Ultimate Used Boat Buying Guide
When it comes to treating yourself, buying a boat is way up there with the good things that you can do today!
Buying a boat, however, is not as simple as turning up to the dock and choosing one.
You could be scouring the sales adverts online and in the newspaper and not find the right used boat for sale.
There is a lot to consider when buying a used boat, and there are things that you have to inspect before you purchase to ensure that your boat is safe for use before you run that used boat motor on the water.
It’s easy to forget to check these items but you have to ensure that you do the right checks before you bring your used boat home.
What To Look For When Buying A Used Boat
Whether you are looking for an older boat to fix up or you are looking for a used boat for sale that’s almost new, you need to know where to find the right one to complete your dream purchase. Buying a used boat often means that you can get a nicer vessel that has been properly outfitted, and the price is less than you’d spend when you buy a new one.
The internet has made finding the perfect used boat for sale easier than it used to be. You can search for and buy a used boat for sale with a few clicks.
The geographic boundaries are removed, too, which means that you can shop anywhere you want and travel to pick up a used boat for sale. This also means that you can cast a wider net in finding the right boat.
Obvious places that you can start your search for a used boat for sale include places like Boat Trader, Gumtree and other sites like Craigslist. You can even search social media sales pages and chat forums, too, ones that center on boats and boat enthusiasts.
You’ll get the word out that you’re on the hunt for a used boat for sale, and you can get your friends involved in the search if you use social media, too.
Before you go ahead and confirm any purchase, though, there are some things that you have to look out for. Let’s take a look:
Request A Test Drive
Before you take any boat away and sign your name on a contract, make sure that you take it for a test drive in the water.
You don’t want to get a boat home only to find that it doesn’t ride anymore and you have bought a dud. A test drive allows you to keep an ear out for any issues and worries and it allows you to see whether it will run at all.
You have to insist on your boat test drive involving a cold start, too, as this will help you to know whether there aren’t enough hours left on the engine or not.
How Many Engine Hours Are Left?
One of the things that you should do is snap a picture of the engine hours before you go on the test drive and again when you get back.
People love a boat with low hours as much as they love a car with low mileage. Low hours means more boats left to use, so check the hour meter when you first hop on and again when you come back. This will ensure you know why the boat has low hours on it.
It may not be the best option and this means that it’s a low prospect option for you to use.
What About Engine Oil?
If you look at the dipstick when you get on board, you can tell whether the oil has any issues when it’s in the boat.
You can tell if it’s just been changed or not and it shouldn’t be black oil. There should be oil that’s clear of any water on it and it should smell oil-like rather than like gas. Gas smells can indicate issues.
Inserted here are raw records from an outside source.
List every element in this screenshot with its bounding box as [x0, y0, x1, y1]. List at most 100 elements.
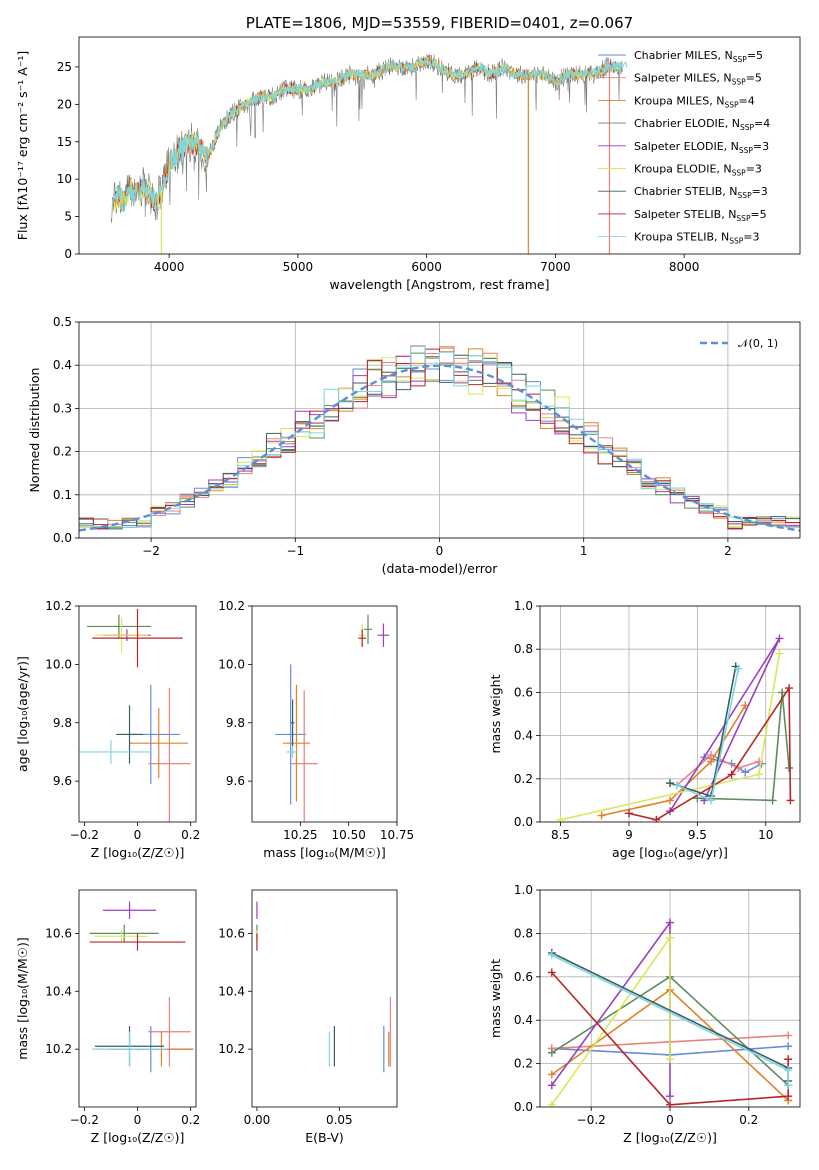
y-tick-label: 0.2 [514, 1057, 533, 1071]
legend-label: Chabrier MILES, NSSP=5 [634, 49, 763, 64]
x-tick-label: 0 [134, 828, 142, 842]
plot-area [275, 614, 390, 822]
x-tick-label: 0.2 [181, 828, 200, 842]
errorbar-chabrier-elodie [364, 614, 372, 644]
axes-residuals: −2 −1 0 1 2 0.0 0.1 0.2 0.3 0.4 0.5 (data-model)/er… [27, 315, 801, 576]
line-kroupa-elodie [551, 935, 671, 1106]
errorbar-salpeter-miles [148, 997, 191, 1067]
x-tick-label: 0 [666, 1113, 674, 1127]
errorbar-salpeter-miles [148, 687, 191, 822]
y-tick-label: 0 [64, 247, 72, 261]
marker-chabrier-elodie [778, 688, 787, 697]
marker-salpeter-elodie [666, 1092, 674, 1101]
legend-label-suffix: =5 [746, 72, 762, 85]
marker-chabrier-elodie [768, 796, 777, 805]
legend-label: Chabrier ELODIE, NSSP=4 [634, 117, 770, 132]
y-tick-label: 10.2 [45, 1042, 72, 1056]
axes-mass-vs-Z: −0.2 0 0.2 10.2 10.4 10.6 Z [log₁₀(Z/Z☉)] mass … [15, 889, 200, 1145]
legend-label-suffix: =3 [743, 231, 759, 244]
legend-label-sub: SSP [732, 169, 747, 178]
marker-kroupa-stelib [672, 781, 681, 790]
x-tick-label: −1 [286, 544, 304, 558]
marker-kroupa-stelib [707, 796, 716, 805]
errorbar-chabrier-stelib [290, 699, 295, 747]
legend-label-suffix: =3 [752, 185, 768, 198]
marker-salpeter-stelib [784, 1055, 793, 1064]
y-axis-label: mass weight [488, 959, 503, 1038]
y-tick-label: 10.0 [218, 657, 245, 671]
legend-label-suffix: =4 [738, 94, 754, 107]
x-tick-label: 6000 [411, 260, 442, 274]
errorbar-chabrier-elodie [89, 924, 159, 943]
axes-mass-weight-vs-Z: −0.2 0 0.2 0.0 0.2 0.4 0.6 0.8 1.0 Z [log₁₀(Z/Z☉)… [488, 883, 801, 1145]
marker-chabrier-stelib [666, 779, 674, 788]
y-tick-label: 0.4 [514, 1013, 533, 1027]
x-tick-label: 0.05 [326, 1113, 353, 1127]
x-tick-label: 9 [625, 828, 633, 842]
marker-salpeter-stelib [727, 770, 736, 779]
errorbar-salpeter-stelib [89, 933, 186, 951]
marker-salpeter-stelib [786, 796, 795, 805]
x-tick-label: 0 [436, 544, 444, 558]
y-tick-label: 1.0 [514, 599, 533, 613]
legend-label-sub: SSP [740, 123, 755, 132]
y-tick-label: 25 [57, 60, 72, 74]
errorbar-kroupa-miles [129, 708, 189, 779]
x-tick-label: 10.75 [380, 828, 414, 842]
axes-frame [539, 889, 801, 1108]
y-tick-label: 0.8 [514, 926, 533, 940]
x-tick-label: 8.5 [551, 828, 570, 842]
y-tick-label: 0.2 [514, 772, 533, 786]
y-axis-label: Normed distribution [27, 368, 42, 493]
histogram-kroupa-stelib [79, 346, 800, 528]
y-axis-label: mass weight [488, 674, 503, 753]
axes-frame [78, 321, 801, 539]
x-tick-label: 8000 [669, 260, 700, 274]
errorbar-kroupa-elodie [94, 930, 149, 943]
errorbar-chabrier-stelib [116, 705, 143, 764]
normal-curve [79, 364, 800, 532]
legend-label: Kroupa STELIB, NSSP=3 [634, 231, 759, 246]
legend-label-sub: SSP [732, 78, 747, 87]
marker-kroupa-elodie [556, 815, 565, 822]
legend-label: Kroupa MILES, NSSP=4 [634, 94, 755, 109]
x-axis-label: age [log₁₀(age/yr)] [612, 845, 728, 860]
legend-label-sub: SSP [724, 100, 739, 109]
marker-kroupa-stelib [734, 664, 743, 673]
marker-chabrier-elodie [785, 764, 794, 772]
x-tick-label: −0.2 [70, 1113, 99, 1127]
y-tick-label: 0.6 [514, 685, 533, 699]
y-tick-label: 10.2 [218, 1042, 245, 1056]
legend-label: Salpeter STELIB, NSSP=5 [634, 208, 767, 223]
axes-mass-vs-EBV: 0.00 0.05 10.2 10.4 10.6 E(B-V) [218, 889, 398, 1145]
y-tick-label: 0.0 [514, 1100, 533, 1114]
y-tick-label: 20 [57, 97, 72, 111]
y-axis-label: mass [log₁₀(M/M☉)] [15, 937, 30, 1059]
legend-label-main: Salpeter STELIB, N [634, 208, 736, 221]
axes-age-vs-Z: −0.2 0 0.2 9.6 9.8 10.0 10.2 Z [log₁₀(Z/Z☉)] age… [15, 599, 200, 860]
y-tick-label: 10.2 [218, 599, 245, 613]
x-tick-label: 2 [724, 544, 732, 558]
legend-label-main: Chabrier STELIB, N [634, 185, 738, 198]
legend-label-suffix: =5 [750, 208, 766, 221]
model-extension [606, 60, 628, 73]
marker-salpeter-stelib [624, 809, 633, 818]
x-tick-label: 4000 [154, 260, 185, 274]
y-tick-label: 0.1 [53, 488, 72, 502]
model-kroupa-stelib [111, 56, 623, 213]
errorbar-chabrier-elodie [86, 614, 151, 639]
y-tick-label: 9.8 [226, 716, 245, 730]
x-tick-label: −0.2 [70, 828, 99, 842]
plot-area [89, 901, 194, 1073]
legend-label-main: Kroupa MILES, N [634, 94, 724, 107]
y-tick-label: 0.3 [53, 401, 72, 415]
marker-salpeter-elodie [666, 918, 674, 927]
x-tick-label: −0.2 [577, 1113, 606, 1127]
legend-label-suffix: =3 [753, 140, 769, 153]
marker-kroupa-elodie [754, 770, 763, 779]
x-axis-label: Z [log₁₀(Z/Z☉)] [623, 1130, 717, 1145]
y-tick-label: 0.0 [53, 531, 72, 545]
x-axis-label: Z [log₁₀(Z/Z☉)] [91, 1130, 185, 1145]
legend-label-suffix: =5 [747, 49, 763, 62]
Have a look under the oil cap and check if there is a dark brown residue. If the residue is milky or like chocolate milk in consistency, you could be looking at an issue with the head gaskets.
Inspect Physical, Electrical, and Motor Characteristics
Your boat inspection should include a full physical and electrical inspection to ensure the wiring to be healthy and electrical components like fish finders to be in working order. The physical inspection should cover every visible surface to rule out any holes or rust – which is cancer for a boat.
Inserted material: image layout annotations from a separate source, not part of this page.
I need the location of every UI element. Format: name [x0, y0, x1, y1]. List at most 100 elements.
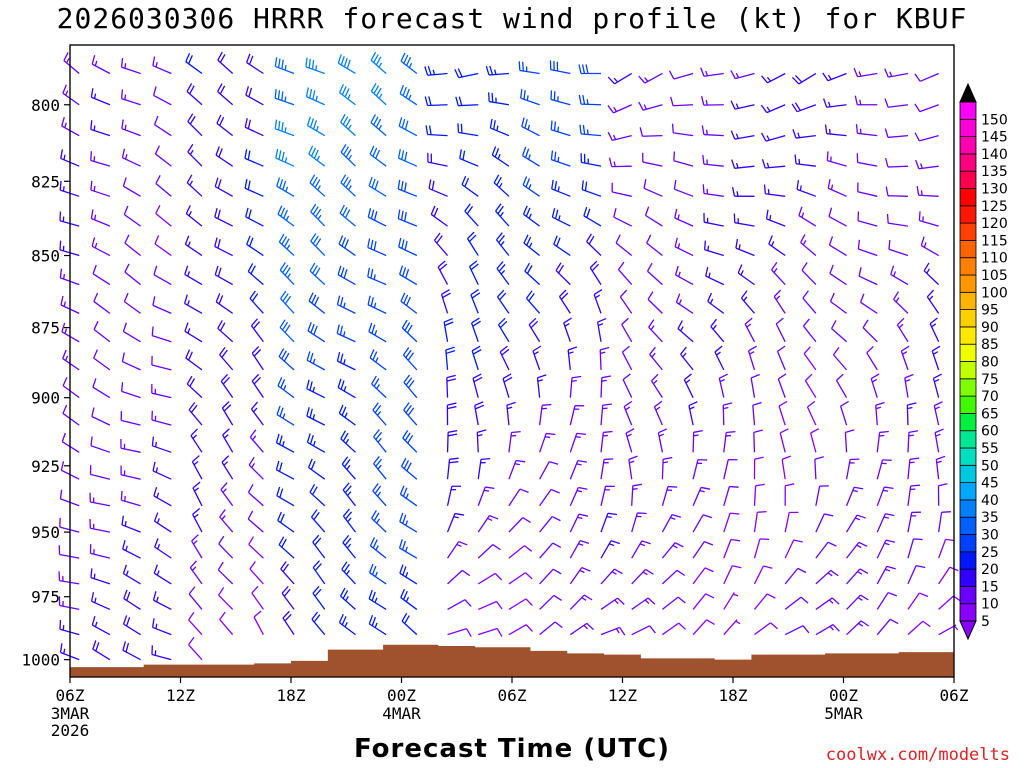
wind-barb — [876, 618, 899, 636]
wind-barb — [342, 508, 356, 533]
wind-barb — [600, 597, 625, 610]
wind-barb — [522, 205, 541, 227]
wind-barb — [752, 401, 762, 426]
wind-barb — [815, 513, 834, 533]
wind-barb — [539, 515, 561, 533]
wind-barb — [876, 565, 896, 585]
wind-barb — [680, 346, 694, 371]
wind-barb — [539, 461, 559, 480]
wind-barb — [644, 206, 663, 227]
wind-barb — [248, 536, 264, 559]
wind-barb — [488, 92, 510, 106]
wind-barb — [91, 616, 111, 636]
x-tick-label: 06Z — [56, 686, 85, 705]
wind-barb — [600, 430, 613, 453]
wind-barb — [424, 65, 448, 76]
wind-barb — [608, 157, 632, 168]
wind-barb — [341, 561, 356, 585]
wind-barb — [62, 84, 80, 106]
wind-barb — [368, 176, 387, 197]
wind-barb — [710, 318, 725, 343]
wind-barb — [857, 211, 878, 227]
wind-barb — [274, 57, 295, 75]
colorbar-label: 25 — [981, 545, 999, 561]
wind-barb — [89, 465, 111, 480]
colorbar-segment — [959, 534, 977, 553]
wind-barb — [312, 560, 326, 585]
wind-barb — [461, 175, 479, 197]
x-tick-label: 06Z — [940, 686, 969, 705]
wind-barb — [643, 179, 663, 197]
wind-barb — [120, 411, 141, 426]
wind-barb — [123, 205, 141, 227]
wind-barb — [216, 114, 234, 137]
wind-barb — [251, 585, 264, 610]
wind-barb — [773, 289, 786, 314]
wind-barb — [823, 98, 847, 108]
wind-barb — [188, 586, 203, 610]
x-tick-label: 12Z — [166, 686, 195, 705]
wind-barb — [508, 545, 533, 559]
wind-barb — [122, 322, 141, 343]
wind-barb — [753, 456, 764, 480]
wind-barb — [700, 67, 724, 77]
wind-barb — [855, 124, 878, 137]
wind-barb — [90, 209, 111, 227]
wind-barb — [337, 265, 356, 286]
wind-barb — [600, 512, 618, 533]
wind-barb — [893, 291, 909, 314]
wind-barb — [152, 56, 172, 75]
wind-barb — [489, 118, 510, 137]
wind-barb — [219, 509, 234, 533]
wind-barb — [447, 599, 472, 610]
wind-barb — [607, 104, 632, 114]
wind-barb — [403, 374, 418, 399]
wind-barb — [563, 317, 572, 342]
y-tick-label: 850 — [31, 247, 60, 266]
wind-barb — [692, 619, 715, 636]
wind-barb — [784, 596, 809, 610]
source-credit[interactable]: coolwx.com/modelts — [825, 745, 1010, 765]
wind-barb — [638, 72, 663, 84]
colorbar-segment — [959, 499, 977, 518]
wind-barb — [831, 320, 847, 343]
wind-barb — [121, 119, 141, 137]
wind-barb — [522, 176, 540, 197]
wind-barb — [185, 349, 203, 371]
wind-barb — [600, 626, 626, 636]
wind-barb — [723, 485, 739, 506]
wind-barb — [870, 373, 880, 398]
y-tick-label: 900 — [31, 389, 60, 408]
wind-barb — [278, 233, 295, 257]
wind-barb — [477, 486, 495, 507]
wind-barb — [832, 346, 848, 371]
wind-barb — [923, 262, 940, 286]
wind-barb — [338, 235, 356, 257]
wind-barb — [907, 538, 923, 559]
wind-barb — [275, 148, 295, 167]
wind-barb — [477, 457, 491, 480]
colorbar-label: 15 — [981, 579, 999, 595]
wind-barb — [619, 289, 633, 314]
wind-barb — [312, 534, 326, 559]
wind-barb — [91, 237, 111, 257]
wind-barb — [220, 482, 234, 507]
wind-barb — [866, 345, 878, 371]
wind-barb — [369, 349, 387, 371]
wind-barb — [305, 87, 326, 106]
wind-barb — [801, 262, 817, 286]
colorbar-segment — [959, 136, 977, 155]
wind-barb — [276, 486, 295, 507]
wind-barb — [367, 267, 387, 286]
wind-barb — [472, 373, 483, 398]
wind-barb — [938, 595, 962, 610]
wind-barb — [753, 565, 773, 585]
colorbar-label: 115 — [981, 233, 1008, 249]
wind-barb — [896, 317, 909, 343]
wind-barb — [89, 544, 111, 559]
wind-barb — [730, 130, 755, 140]
wind-barb — [744, 317, 756, 343]
wind-barb — [186, 83, 203, 106]
wind-barb — [815, 485, 829, 506]
wind-barb — [617, 261, 633, 286]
It should also be in the right condition for the price. Any upholstered deck chairs, and furniture should be looked-over for wear and tear as well as cracks and needed repairs. Your inspection should also include the motor characteristics so that you know that it’s working correctly.
Is There A Local Marine Technician?
Who has been performing repairs on this boat for all this time? Knowing that it’s been looked after by the right people is important, as you would expect to ensure that there has been an expert looking after it.
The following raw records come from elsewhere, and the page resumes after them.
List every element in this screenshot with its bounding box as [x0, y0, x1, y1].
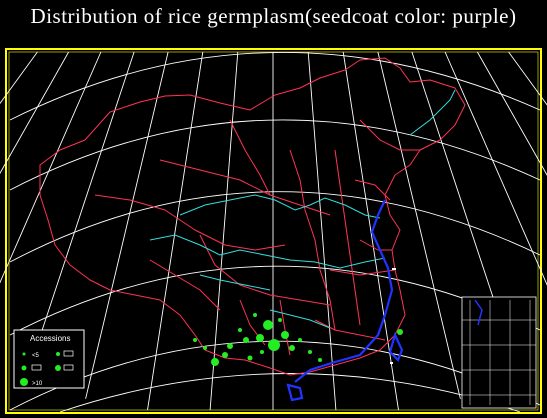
legend-label-box	[31, 364, 42, 371]
legend-label-box	[63, 350, 74, 357]
inset-grid	[462, 300, 536, 405]
yellow-river	[179, 194, 381, 219]
latitude-line	[9, 265, 541, 336]
yangtze-river	[149, 234, 386, 269]
accession-points	[193, 313, 403, 366]
map-frame	[5, 48, 542, 414]
legend-marker	[56, 352, 60, 356]
rivers	[149, 89, 456, 329]
tributary	[199, 274, 271, 291]
borders	[39, 57, 466, 376]
accession-point	[238, 328, 242, 332]
legend-label-box	[63, 364, 74, 371]
latitude-line	[59, 373, 521, 413]
meridian-line	[24, 51, 135, 383]
meridian-line	[147, 51, 204, 411]
accession-point	[211, 358, 219, 366]
accession-point	[256, 334, 264, 342]
accession-point	[281, 331, 289, 339]
legend-marker	[22, 352, 26, 356]
taiwan-island	[388, 331, 404, 362]
meridian-line	[0, 51, 69, 175]
accession-point	[193, 338, 197, 342]
accession-point	[318, 358, 322, 362]
city-marker	[392, 268, 396, 270]
meridian-line	[508, 51, 547, 106]
meridian-line	[0, 51, 38, 105]
latitude-line	[9, 52, 541, 121]
inset-map	[461, 296, 537, 409]
accession-point	[278, 318, 282, 322]
meridian-line	[377, 51, 461, 399]
accession-point	[203, 346, 207, 350]
coast-line	[294, 199, 394, 383]
legend-label: >10	[32, 381, 43, 387]
accession-point	[298, 338, 302, 342]
national-border	[39, 57, 466, 376]
province-border	[199, 234, 331, 306]
coastal-markers	[390, 268, 396, 364]
accession-point	[308, 350, 312, 354]
tributary	[269, 309, 331, 329]
meridian-line	[209, 51, 239, 411]
map-title: Distribution of rice germplasm(seedcoat …	[30, 4, 517, 28]
province-border	[229, 119, 271, 196]
accession-point	[397, 329, 403, 335]
province-border	[279, 299, 291, 356]
province-border	[334, 149, 361, 326]
latitude-line	[9, 191, 541, 263]
accession-point	[222, 352, 228, 358]
coastline	[286, 199, 404, 402]
inset-coast	[474, 299, 483, 326]
legend: Accessions <5 >10	[13, 329, 85, 389]
meridian-line	[307, 51, 337, 411]
inset-frame	[461, 296, 537, 409]
meridian-line	[477, 51, 547, 176]
legend-marker	[55, 365, 61, 371]
legend-marker	[21, 365, 27, 371]
province-border	[289, 149, 336, 331]
city-marker	[390, 362, 393, 364]
accession-point	[227, 343, 233, 349]
province-border	[359, 239, 392, 251]
province-border	[94, 194, 286, 251]
legend-marker	[20, 378, 28, 386]
legend-frame	[13, 329, 85, 389]
meridian-line	[342, 51, 399, 411]
accession-point	[263, 320, 273, 330]
legend-label: <5	[32, 353, 40, 359]
accession-point	[268, 339, 280, 351]
latitude-line	[9, 340, 541, 411]
tributary	[409, 89, 456, 136]
map-inner-frame	[8, 51, 539, 411]
province-border	[149, 259, 221, 311]
province-border	[314, 319, 386, 341]
accession-point	[260, 350, 264, 354]
province-border	[354, 179, 391, 201]
accession-point	[247, 355, 253, 361]
accession-point	[243, 337, 249, 343]
legend-title: Accessions	[30, 334, 70, 343]
latitude-line	[9, 119, 541, 191]
hainan-island	[286, 383, 304, 402]
meridian-line	[85, 51, 169, 399]
province-border	[359, 119, 420, 151]
accession-point	[253, 313, 257, 317]
province-border	[329, 269, 396, 276]
accession-point	[289, 345, 295, 351]
meridian-line	[444, 51, 547, 286]
graticule	[9, 52, 541, 413]
meridian-line	[0, 51, 102, 284]
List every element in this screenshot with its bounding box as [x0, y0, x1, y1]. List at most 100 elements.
A marine technician is skilled in boat repairs and all things water technology, and you can tell whether the boat has gone through a patch job or two from a car mechanic compared to someone who understands the way that boats run.
Check Trailer Health
Almost everyone buying boats wants to ensure that they can tow it to their home if they want to, which means that you need to make sure that it’s compatible with a trailer and that you purchase one.
Before you get the boat into the water, inspect the trailer for any rust, ensure that the parts are intact and check the condition of the bunk rollers, too. Check the surge brakes and the lights, and check that it’s correctly registered, too!
You want to know that your trailer is correct and able to tow the boat properly, which is why it needs just as much inspection as the boat does.
Check the Title & Write A Bill of Sale
Before you put your signature on anything, you need to ensure that you check the title to ensure it’s legal and correct, and write a bill of sale.
It’s important to keep in mind that being patient and methodical is key when you consider purchasing a used boat. Some people, especially those who are new to boating, get suckered into making a bad purchase with your hard earned money by some seller trying to pawn off their poorly maintained boat on you. Don’t be one of these people!
Instead, check, double check, and check again, all areas mentioned above!